How many times has this happened to you?  You have a prospect that you’ve already spoken with and when it’s time to follow up they don’t take or return your phone calls.  What’s up with that?

What’s up is a lack of compelling reasons for them to buy – now.  You may have provided them with some compelling reasons, but those are yours, not theirs.  You may believe they were interested and they might have been – before.  But in order to assure that your prospect is able to maintain their interest from one meeting to the next, they must have one or more compelling reasons to buy what you have or you’ll be in chase mode again.

What is a compelling reason?  It’s a motivator that creates urgency.  Interest in your product or service, a feature, a bell or whistle is just that.  Interest.  But interest won’t cause a prospect to open their checkbook or meet with you a second time.  There must be something more compelling than interest.

Like what?  Like the mounting cost of an unresolved problem. But make sure your prospect is the one who cares about that money.  Someone may tell you about the money being lost but if it isn’t their money it may only be a fact – not an ongoing painful reminder of the problem.

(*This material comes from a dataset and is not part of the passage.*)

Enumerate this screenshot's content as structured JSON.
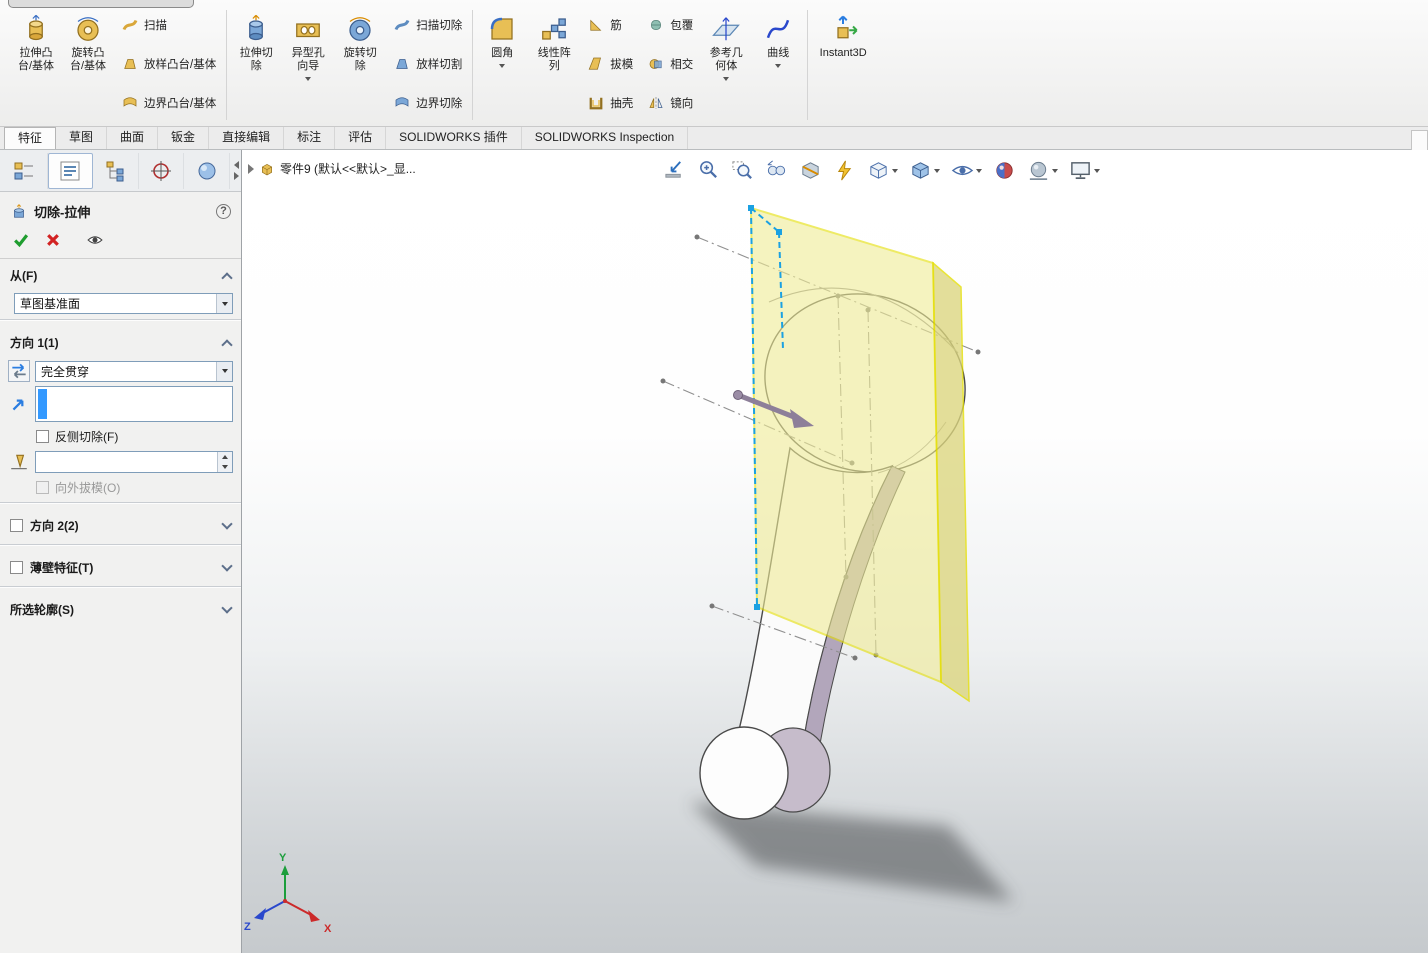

What else? Downtime can be a compelling reason, but only if your prospect is the one getting the calls from screaming customers threatening to take their business away if the problem doesn’t get fixed.

Anything else? Fear is a great one. But be careful here too.  There are several kinds of fear.  The only one that is compelling is the fear of something bad happening.  But even that isn’t enough unless your prospect would be unable to cope with the consequences of that event.

Anything can be a compelling reason.  The key, as stated previously, is that it must be compelling to your prospect.  Identify the compelling reasons why they would by something, and even better, why they would buy from you, and you’ll keep your prospect coming back for more.